A new report offers helpful insight into different family cultures
Desportes Bowman, C., Davison Hunter, J., Dill, J.S., Jeulfs-Swanson, M. (2012, November 15). Culture of American Families. Charlottesville: Institute for Advanced Studies in Culture. Retrieved from http://iasc-culture.org/survey_archives/IASC_CAF_ExecReport.pdf
Parents may envision that they are inconsequential in influencing the lives of their children, especially teenagers. But research recently released by the Institute for Advanced Studies in Culture, a research centre housed at the University of Virginia, offers some encouragement. The research, “a benchmark study of the family cultures within which the next generation of American adults are being formed,” shows that family culture has profound influence on how children see and engage the world.
The concept goes deeper than parenting style and is defined by such things as morality, authority and hope or despair for the future. The researchers identified four different family cultures: “The Faithful,” (20 percent of the sample) “Engaged Progressives” (21 percent) “The Detached” (19 percent), and “American Dreamers” (27 percent). While we can’t know whether these percentages would be replicated in Canada, it is reasonable to expect a similar dynamic north of the border.

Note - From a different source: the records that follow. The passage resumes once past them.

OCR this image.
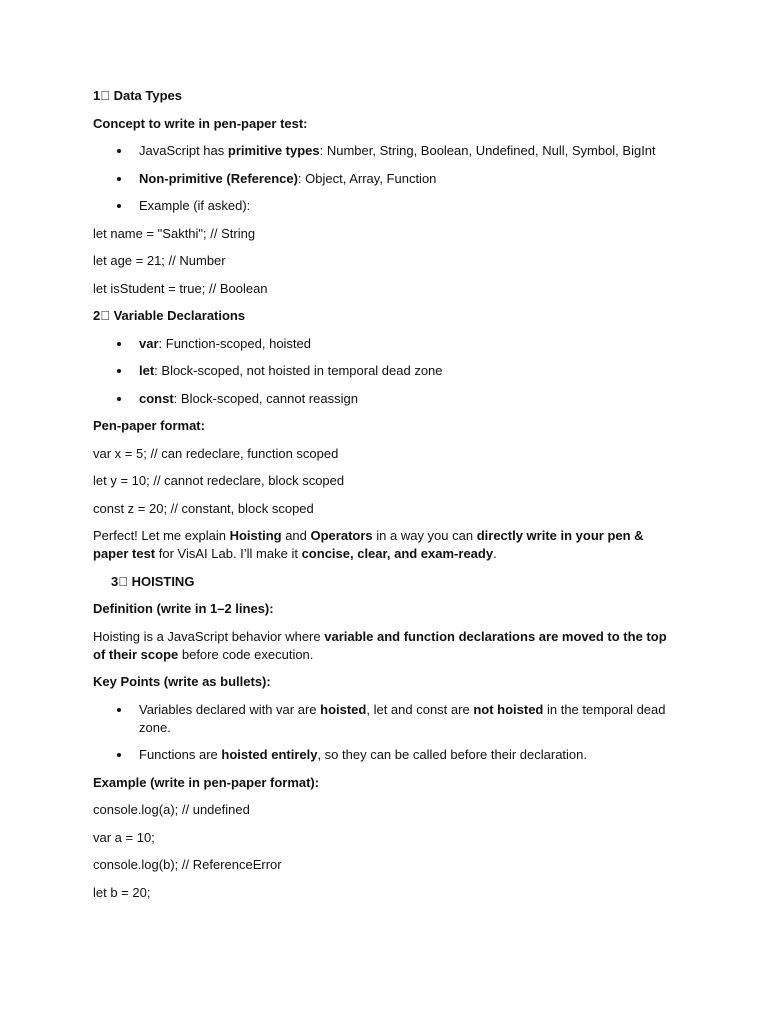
1⃣ Data Types

Concept to write in pen-paper test:

JavaScript has primitive types: Number, String, Boolean, Undefined, Null, Symbol, BigInt
Non-primitive (Reference): Object, Array, Function
Example (if asked):

let name = "Sakthi"; // String

let age = 21; // Number

let isStudent = true; // Boolean

2⃣ Variable Declarations

var: Function-scoped, hoisted
let: Block-scoped, not hoisted in temporal dead zone
const: Block-scoped, cannot reassign

Pen-paper format:

var x = 5; // can redeclare, function scoped

let y = 10; // cannot redeclare, block scoped

const z = 20; // constant, block scoped

Perfect! Let me explain Hoisting and Operators in a way you can directly write in your pen & paper test for VisAI Lab. I’ll make it concise, clear, and exam-ready.

3⃣ HOISTING

Definition (write in 1–2 lines):

Hoisting is a JavaScript behavior where variable and function declarations are moved to the top of their scope before code execution.

Key Points (write as bullets):

Variables declared with var are hoisted, let and const are not hoisted in the temporal dead zone.
Functions are hoisted entirely, so they can be called before their declaration.

Example (write in pen-paper format):

console.log(a); // undefined

var a = 10;

console.log(b); // ReferenceError

let b = 20;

Parents are critical in the transmission of important values and beliefs—wherever they fit on this spectrum. Bottom line: Children are learning from many different sources, parents included. Where does your family fit in?
The faithful define morality as coming from outside themselves. It “is understood to be received from a divine, external source, whether in a Jewish, Christian or Muslim tradition.”
Eighty-eight percent of this group is married. Seventy-four percent are in their first marriage, a higher proportion than any other family type. A quarter of Faithful families have four or more children. Morality for this group includes the “reservation of sex and childbearing for the institution of marriage between a man and a woman.”
Because society at large is progressively moving away from these ideals, families of this type tend to see decay in the culture around them. Nonetheless, through community and prayer, Faithful parents are confident that their children will continue in this morality even as the world around them goes in the opposite direction.
Engaged Progressives are parents who see their role as preparing their children to be “responsible choosers, weighing alternatives, thinking carefully through courses of action in advance.” The Golden Rule is paramount in defining whether a person is good or bad; the application of the rule is softened by “honesty, openness, empathy, and rational explanation.”
How do Engaged Progressive families look on the ground? Eighty percent of these parents are married, with 63 percent still in their first marriages. Their ideal family size is two children. Parents in this group “overwhelmingly describe their relationships with their children as being ‘very close.’ In fact, they are 11 times more likely to say they are close to their children than strict with them.”
Engaged progressives have a much more positive view of the world around than do the Faithful, seeing only “moderate decay, if not a world holding steady.” As such, they see less need to protect their children.
Their highest aspirations “like those of the Faithful, are that their children will become adults who are honest and truthful, who have strong moral character, and who treat others in a loving fashion.”
In contrast to Faithful and Engaged Progressive families, the study notes that Detached parents “are pulled in many directions simultaneously and often respond by slipping to the sidelines... (t)heir parenting strategy is to let kids be kids and let the cards fall where they may.” Morally, they are not as much relativists as they are “morally overwhelmed and unresolved.”
Sixty-seven percent of Detached parents are married, while 54 percent are in their first marriage and they are twice as likely as Faithful parents to have only one child. In the face of outside influences in the lives of their children, only 29 percent believe they still have strong influence on their children once they enter high school.
Detached parents are middle-of-the-road people who, when responding to the survey, rarely took a strong stand on any part. This attitude is reflected in how they see themselves as parents as well as how they actually parent their families. For example, “Less than 4 of every 10 (38 percent) say that instructing their children in ‘appropriate moral behavior’ plays an extremely important role in their parenting.” By contrast, 86 percent of other parents say it does.
Morality, for American Dreamers, is based on individual truth: half of this group says that the most believable authority in matters of truth is “what their personal experience teaches them” or “what feels right to them personally.”
Parents in this group “hope for much and invest even more, pouring themselves fully into their families’ futures.” Single parenthood is common in this group, with large webs of interconnected extended families providing support. Investing in their children is vital to these parents, because American Dreamers “are nearly twice as likely to say their children’s generation will have greater opportunities than their own, than to say they will have fewer.”
American Dreamer parents are heavily invested in protecting their children from “negative social influences; 7 of every 10 (68 percent) say they do so, compared to just a third (33 percent) of the Detached.” Eighty-five percent say they are also heavily invested in shaping the moral character of their children.
Whether or not you cringe at the direction the culture is moving or celebrate it, your family dynamic is foundational for your children. They need you to help them make sense of the world so go ahead and help them, no matter how hard they push back.